Un día antes, mi padre compraba los regalos para su esposa y en la noche los colocaba al lado de la cama de sus hijos para que al final de la madrugada los tomáramos en nuestras manos y corriéramos a despertar a esa pobre mujer y a darle obsequios que ni siquiera habíamos elegido. Ninguno de los tres hermanos tenía entonces más de 11 años. Y puedo decir que aquel día resultaba para nosotros todo un acontecimiento familiar, social, e incluso sentimental. Y luego de recibir los obsequios y los arrumacos, mi madre contestaba siempre con la misma frase: “El mejor regalo que me pueden dar es portarse bien.” Pobre ilusa, mi querida madre. El único ser que no hace mal es el no nacido.

En cuanto tuve uso de razón, es decir, cerca de los 15 años, me desprendí de aquella pomposa celebración. Mi mamá lo comprendía: “Guillermo es así. Dice que él me celebra cuando se le da la gana. Y que no es un borrego.” Mi padre enfurecía y me obligaba a felicitar y a darle un abrazo a su mujer, cosa que yo hacía de mala gana. Ya desde entonces creía tener una opinión del mundo y de sus desgracias. ¡Qué desagradable puede ser un adolescente, y más si cree que con él comienza la cuerda!
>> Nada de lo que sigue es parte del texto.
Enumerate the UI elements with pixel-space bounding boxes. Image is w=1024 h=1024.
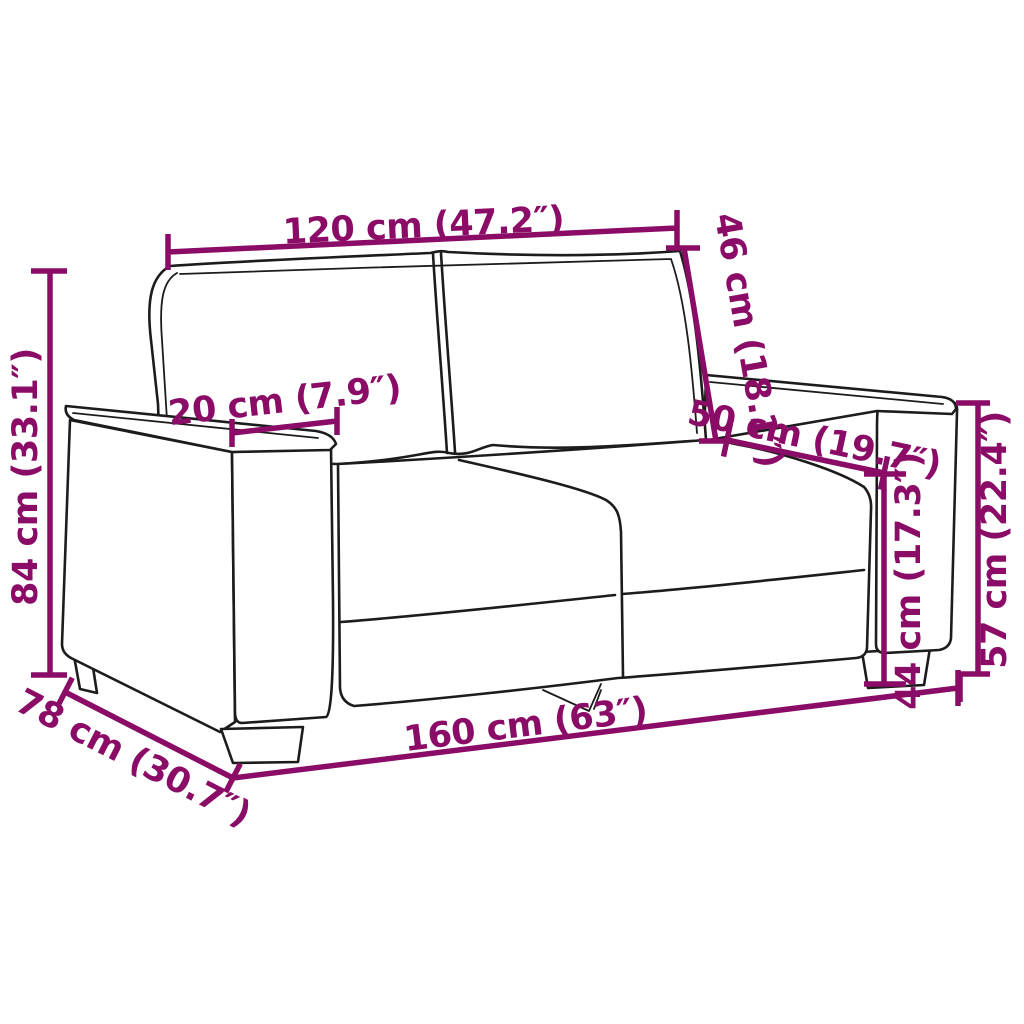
total-width-label: 160 cm (63″) — [402, 690, 650, 760]
sofa-drawing — [62, 251, 957, 763]
sofa-left-front-foot — [221, 727, 303, 763]
armrest-height-label: 57 cm (22.4″) — [975, 411, 1015, 669]
seat-height-label: 44 cm (17.3″) — [889, 452, 929, 710]
diagram-canvas: 120 cm (47.2″) 46 cm (18.1″) 20 cm (7.9″… — [0, 0, 1024, 1024]
sofa-left-armrest-front — [232, 448, 333, 723]
total-height-label: 84 cm (33.1″) — [6, 348, 46, 606]
dimension-armrest-height: 57 cm (22.4″) — [956, 403, 1015, 702]
dimension-total-height: 84 cm (33.1″) — [6, 271, 67, 675]
back-width-label: 120 cm (47.2″) — [282, 199, 565, 252]
sofa-seat-body — [338, 440, 871, 706]
dimension-diagram: 120 cm (47.2″) 46 cm (18.1″) 20 cm (7.9″… — [0, 0, 1024, 1024]
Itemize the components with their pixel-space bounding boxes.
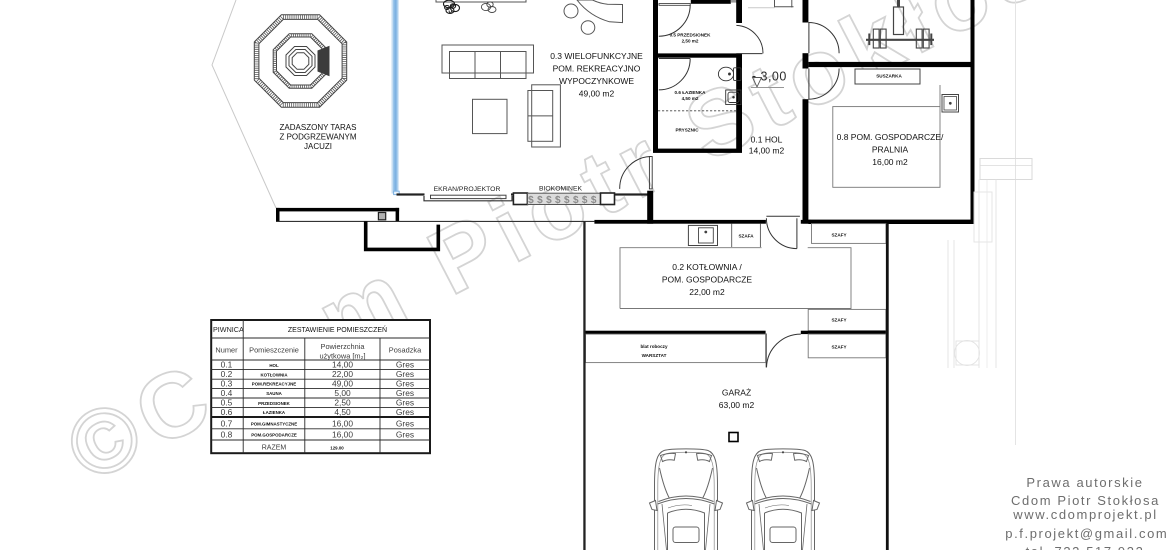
- svg-text:POM. REKREACYJNO: POM. REKREACYJNO: [553, 64, 641, 74]
- svg-text:KOTŁOWNIA: KOTŁOWNIA: [260, 372, 288, 377]
- svg-text:PIWNICA: PIWNICA: [213, 325, 244, 334]
- svg-text:SAUNA: SAUNA: [266, 391, 282, 396]
- svg-text:0.6: 0.6: [221, 407, 233, 417]
- svg-text:POM.GIMNASTYCZNE: POM.GIMNASTYCZNE: [251, 422, 297, 427]
- svg-text:14,00: 14,00: [332, 360, 353, 370]
- svg-text:16,00: 16,00: [332, 430, 353, 440]
- svg-text:0.8 POM. GOSPODARCZE/: 0.8 POM. GOSPODARCZE/: [837, 132, 944, 142]
- svg-text:SZAFY: SZAFY: [831, 344, 846, 349]
- svg-text:SZAFY: SZAFY: [831, 232, 846, 237]
- svg-text:4,50: 4,50: [334, 407, 351, 417]
- svg-text:SUSZARKA: SUSZARKA: [876, 74, 902, 79]
- svg-text:EKRAN/PROJEKTOR: EKRAN/PROJEKTOR: [434, 186, 501, 193]
- svg-text:Gres: Gres: [396, 360, 414, 370]
- svg-text:ZESTAWIENIE POMIESZCZEŃ: ZESTAWIENIE POMIESZCZEŃ: [288, 325, 387, 334]
- svg-text:Gres: Gres: [396, 407, 414, 417]
- svg-text:POM.GOSPODARCZE: POM.GOSPODARCZE: [251, 433, 297, 438]
- svg-text:Gres: Gres: [396, 418, 414, 428]
- svg-text:22,00 m2: 22,00 m2: [689, 287, 725, 297]
- svg-text:16,00: 16,00: [332, 418, 353, 428]
- svg-text:Cdom Piotr Stokłosa: Cdom Piotr Stokłosa: [1011, 493, 1160, 508]
- svg-text:www.cdomprojekt.pl: www.cdomprojekt.pl: [1012, 507, 1157, 522]
- svg-text:JACUZI: JACUZI: [304, 142, 332, 151]
- svg-text:PRYSZNIC: PRYSZNIC: [675, 128, 699, 133]
- svg-text:Z PODGRZEWANYM: Z PODGRZEWANYM: [279, 133, 356, 142]
- svg-text:Numer: Numer: [215, 346, 238, 355]
- svg-text:RAZEM: RAZEM: [262, 445, 287, 452]
- svg-text:WARSZTAT: WARSZTAT: [642, 353, 667, 358]
- svg-text:2,50 m2: 2,50 m2: [682, 39, 699, 44]
- svg-text:tel. 732 517 932: tel. 732 517 932: [1026, 544, 1145, 550]
- svg-text:3,00: 3,00: [761, 70, 787, 84]
- svg-text:129.00: 129.00: [330, 445, 344, 450]
- svg-text:0.6 ŁAZIENKA: 0.6 ŁAZIENKA: [675, 90, 707, 95]
- svg-text:POM.REKREACYJNE: POM.REKREACYJNE: [252, 382, 296, 387]
- svg-text:0.2 KOTŁOWNIA /: 0.2 KOTŁOWNIA /: [672, 262, 742, 272]
- svg-text:ŁAZIENKA: ŁAZIENKA: [263, 410, 286, 415]
- svg-text:0.7: 0.7: [221, 418, 233, 428]
- svg-text:blat roboczy: blat roboczy: [640, 344, 668, 349]
- svg-text:Pomieszczenie: Pomieszczenie: [249, 346, 299, 355]
- svg-text:Gres: Gres: [396, 430, 414, 440]
- svg-text:49,00 m2: 49,00 m2: [579, 89, 615, 99]
- svg-text:BIOKOMINEK: BIOKOMINEK: [539, 186, 583, 193]
- svg-text:PRALNIA: PRALNIA: [872, 145, 909, 155]
- svg-text:PRZEDSIONEK: PRZEDSIONEK: [258, 401, 291, 406]
- svg-text:0.3: 0.3: [221, 378, 233, 388]
- svg-text:0.4: 0.4: [221, 388, 233, 398]
- svg-text:16,00 m2: 16,00 m2: [872, 157, 908, 167]
- svg-text:63,00 m2: 63,00 m2: [719, 400, 755, 410]
- svg-text:49,00: 49,00: [332, 378, 353, 388]
- svg-text:0.1: 0.1: [221, 360, 233, 370]
- svg-text:SZAFY: SZAFY: [831, 318, 846, 323]
- svg-text:ZADASZONY TARAS: ZADASZONY TARAS: [280, 123, 357, 132]
- svg-text:0.8: 0.8: [221, 430, 233, 440]
- svg-text:Prawa autorskie: Prawa autorskie: [1026, 475, 1143, 490]
- svg-text:0.1 HOL: 0.1 HOL: [751, 135, 783, 145]
- svg-text:GARAŻ: GARAŻ: [722, 388, 751, 398]
- svg-text:POM. GOSPODARCZE: POM. GOSPODARCZE: [662, 275, 753, 285]
- svg-text:SZAFA: SZAFA: [738, 233, 754, 238]
- svg-text:14,00 m2: 14,00 m2: [749, 146, 785, 156]
- svg-text:0.3 WIELOFUNKCYJNE: 0.3 WIELOFUNKCYJNE: [550, 51, 643, 61]
- svg-text:Gres: Gres: [396, 388, 414, 398]
- svg-text:WYPOCZYNKOWE: WYPOCZYNKOWE: [559, 76, 634, 86]
- svg-text:Gres: Gres: [396, 378, 414, 388]
- svg-text:HOL: HOL: [269, 363, 279, 368]
- svg-text:5,00: 5,00: [334, 388, 351, 398]
- svg-text:$$$$$$$$: $$$$$$$$: [528, 195, 600, 206]
- svg-text:Posadzka: Posadzka: [389, 346, 422, 355]
- svg-text:p.f.projekt@gmail.com: p.f.projekt@gmail.com: [1005, 526, 1168, 541]
- svg-text:Powierzchnia: Powierzchnia: [321, 342, 366, 351]
- svg-text:4,50 m2: 4,50 m2: [682, 96, 699, 101]
- svg-text:0.5 PRZEDSIONEK: 0.5 PRZEDSIONEK: [670, 33, 712, 38]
Por cierto, hace más de 20 años que vivo con una mujer, no nos casamos, no quisimos tener hijos y ni siquiera recuerdo el día en que la conocí: no tenemos aniversario. ¿No es un alivio? También olvido los cumpleaños de mis amigos y creo que el rostro del celebrado es algo tan triste y desolador que ningún escritor podría describirlo dignamente. La única fecha que recuerdo, aunque no para alabarla, es el día en que pago la renta. De lo contrario me echarían a la calle y eso sí no voy a permitirlo.

Pese a ser reacio a las ceremonias del 10 de mayo amé a mi madre y durante toda mi vida temí su muerte. Nadie como ella comprendió a tal grado mis tribulaciones ni logró encontrar en mí virtudes de las que obviamente carecía. Cuando ella murió, hace más o menos 10 años, no recuerdo el día, yo me transformé en otro y comprendí el dolor humano concentrado en la orfandad, el miedo y el azoro. El día de su entierro yo no me encontraba presente en mí mismo: flotaba, deambulaba sin núcleo ni raíces y mis ojos ni siquiera sabían mirar. Observaba la ceremonia y el entierro como si justamente en ese momento todo comenzara a tener sentido. Es decir: la vida tenía sentido porque había perdido su fundamento y su origen. Y entonces todo lo demás, el futuro y sus achaques dejaron a un lado su gravedad y comprendí que podría vivir sin gracia ni sorpresa.